The mechanisms of resistance to sorafenib in HCC are still poorly understood. Proposed mechanisms of sorafenib resistance include enhanced alternative pro-angiogenic signaling, which may result either from an upregulation of alternative pathways or from the pre-existence of multiple redundant signals [27]. Importantly, increased capabilities for proliferation and invasion without angiogenesis may also be observed in resistance to anti-VEGF therapies [27]. Thus, continued anti-angiogenic therapy with B, combined with E inhibiting an additional essential tumor growth pathway in HCC, and may potentially circumvent sorafenib resistance. Nonetheless, our results showed that the combination has no activity after sorafenib failure. The negative results may be explained by few reasons. First, tumour dependence on pro-angiogenic factors may be altered after sorafenib treatment [28]. The vascular remodeling due to pericytic over-coverage renders the neovasculature less responsive to VEGF for growth dependence effectively circumventing a blocked signaling pathway with greater dependence on other alternate mechanisms [29]. Second, it has been shown that the inhibition of VEGF receptors may result in an increased propensity for metastatic dissemination as the hypoxic microenvironment associated with the sorafenib use selects for highly aggressive, invasive tumor cells [30]. Therefore, the increase in the biological aggressiveness of the tumor following sorafenib resistance may account for the poor response to subsequent systemic therapy. Third, other factors including fibroblast growth factors (FGFs), insulin like growth factors (IGFs), angiopoietins, and tumor-stromal interaction may contribute to sorafenib resistance [27]. These may enable tumors to evade inhibition by B + E. Last but not least, vascular remodeling may play a significant role in the resistance to B + E. Tumors that grow during sorafenib treatment developed as viable clusters surrounding strikingly remodeled vessels. These vessels display significant increases in active proliferation of vascular mural cells, expression of platelet-derived growth factor-B and ephrinB2. Thus, enhanced vascular stability accounts for the poor response to B + E combination [31].
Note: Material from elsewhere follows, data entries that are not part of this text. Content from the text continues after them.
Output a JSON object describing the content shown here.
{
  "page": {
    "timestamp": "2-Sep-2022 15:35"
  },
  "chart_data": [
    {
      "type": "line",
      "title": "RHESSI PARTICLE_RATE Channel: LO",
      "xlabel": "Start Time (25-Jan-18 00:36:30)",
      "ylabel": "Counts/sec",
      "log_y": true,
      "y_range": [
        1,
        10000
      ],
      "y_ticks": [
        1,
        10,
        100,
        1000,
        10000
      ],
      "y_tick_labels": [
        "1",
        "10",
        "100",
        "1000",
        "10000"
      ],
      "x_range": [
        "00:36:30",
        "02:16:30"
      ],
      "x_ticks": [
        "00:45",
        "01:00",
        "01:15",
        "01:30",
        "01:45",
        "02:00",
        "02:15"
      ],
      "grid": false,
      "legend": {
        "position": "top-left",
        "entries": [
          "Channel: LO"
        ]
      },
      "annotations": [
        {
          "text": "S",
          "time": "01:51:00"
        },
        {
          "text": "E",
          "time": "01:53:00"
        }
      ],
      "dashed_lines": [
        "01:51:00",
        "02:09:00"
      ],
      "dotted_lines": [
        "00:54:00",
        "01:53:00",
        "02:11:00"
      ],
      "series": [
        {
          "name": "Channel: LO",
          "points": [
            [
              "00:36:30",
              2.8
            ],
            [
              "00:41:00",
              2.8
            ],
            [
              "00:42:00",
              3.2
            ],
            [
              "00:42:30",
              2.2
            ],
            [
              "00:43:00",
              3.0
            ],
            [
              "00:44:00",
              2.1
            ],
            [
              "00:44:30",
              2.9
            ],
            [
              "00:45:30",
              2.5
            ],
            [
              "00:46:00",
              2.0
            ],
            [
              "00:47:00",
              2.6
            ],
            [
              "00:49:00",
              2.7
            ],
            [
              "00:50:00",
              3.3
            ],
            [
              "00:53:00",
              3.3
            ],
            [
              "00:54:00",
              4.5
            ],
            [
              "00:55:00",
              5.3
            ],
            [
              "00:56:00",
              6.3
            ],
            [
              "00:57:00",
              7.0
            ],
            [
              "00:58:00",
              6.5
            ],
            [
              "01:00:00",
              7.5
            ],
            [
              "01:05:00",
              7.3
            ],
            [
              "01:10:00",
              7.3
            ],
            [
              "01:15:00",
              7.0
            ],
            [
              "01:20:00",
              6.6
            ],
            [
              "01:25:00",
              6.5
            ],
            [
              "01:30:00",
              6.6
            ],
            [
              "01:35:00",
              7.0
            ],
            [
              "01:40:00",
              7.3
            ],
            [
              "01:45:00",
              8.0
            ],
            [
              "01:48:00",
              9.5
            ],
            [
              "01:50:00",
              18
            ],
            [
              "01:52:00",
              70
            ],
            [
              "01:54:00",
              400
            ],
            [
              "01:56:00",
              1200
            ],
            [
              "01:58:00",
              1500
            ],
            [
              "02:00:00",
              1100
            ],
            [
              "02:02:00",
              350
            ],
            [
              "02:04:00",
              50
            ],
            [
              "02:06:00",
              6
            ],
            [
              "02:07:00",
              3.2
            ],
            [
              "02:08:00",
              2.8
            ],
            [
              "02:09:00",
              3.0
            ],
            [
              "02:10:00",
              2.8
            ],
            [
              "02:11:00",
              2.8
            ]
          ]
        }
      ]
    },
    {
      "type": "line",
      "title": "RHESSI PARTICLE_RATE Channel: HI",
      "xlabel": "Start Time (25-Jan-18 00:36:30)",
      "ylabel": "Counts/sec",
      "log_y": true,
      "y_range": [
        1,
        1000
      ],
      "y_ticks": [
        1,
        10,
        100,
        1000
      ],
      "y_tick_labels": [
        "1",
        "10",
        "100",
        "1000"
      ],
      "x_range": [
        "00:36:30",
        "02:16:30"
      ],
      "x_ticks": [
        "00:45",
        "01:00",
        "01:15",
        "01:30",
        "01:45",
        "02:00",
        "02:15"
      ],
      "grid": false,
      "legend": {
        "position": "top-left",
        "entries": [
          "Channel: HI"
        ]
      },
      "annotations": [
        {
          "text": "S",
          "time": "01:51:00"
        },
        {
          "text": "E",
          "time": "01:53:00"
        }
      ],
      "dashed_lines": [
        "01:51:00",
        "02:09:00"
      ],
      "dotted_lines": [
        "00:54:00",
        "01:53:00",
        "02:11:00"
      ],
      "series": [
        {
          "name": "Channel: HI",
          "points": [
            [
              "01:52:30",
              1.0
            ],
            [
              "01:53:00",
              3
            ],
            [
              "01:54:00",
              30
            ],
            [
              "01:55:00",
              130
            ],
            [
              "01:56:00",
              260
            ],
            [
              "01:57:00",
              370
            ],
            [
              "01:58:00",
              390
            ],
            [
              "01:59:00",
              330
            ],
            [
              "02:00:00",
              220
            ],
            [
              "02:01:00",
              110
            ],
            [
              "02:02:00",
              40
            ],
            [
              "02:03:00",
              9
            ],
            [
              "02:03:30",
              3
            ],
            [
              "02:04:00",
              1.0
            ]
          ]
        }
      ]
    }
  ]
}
There are important limitations in the current study needed to be addressed. Firstly, none within our patient cohort had derived major tumor response while on sorafenib, suggesting that these patients might be intrinsically resistant to any anti-angiogenic strategies. Whether B + E is active in patients with initial response but acquired resistance to sorafenib cannot be concluded from the current study. Secondly, the relative small number of patients recruited from a single institute in the present study is noteworthy. Thus, our present findings should be regarded as exploratory rather than confirmatory. Last but not least, the safety profile of the combination reported from this study is based on a very limited number of enrolled patients, thus these data should be regarded as preliminary and interpreted cautiously. There are few ongoing trials both in US and Asia for investigating the potential benefits in employing B + E in treating advanced HCC patients. In particular, a single arm phase II trial is currently conducted in MD Anderson Cancer Centre in evaluating the role of B + E as a second-line therapy in patients who have progressed after first-line sorafenib treatment [32]. The final results of this study will be eagerly awaited to provide more data about the benefits of B + E in advanced HCC patients progressed after sorafenib treatment. More importantly, the development of biomarkers to select patients likely to benefit from targeted therapy cannot be over-emphasized. In a recent study, high VEGF expression was correlated to longer OS and high VEGFR-2 expression to shorter PFS in upper GI cancers treated with B + E, while EGFR expression and KRAS mutation status were not predictive [33]. Prospectively designed clinical trials with rigorous tissue sampling are desperately needed.

In conclusion, the combination of B + E is inactive in an unselected population of sorafenib-refractory advanced HCC patients. Further evaluation of this combination in biomarker-selected patients may be warranted.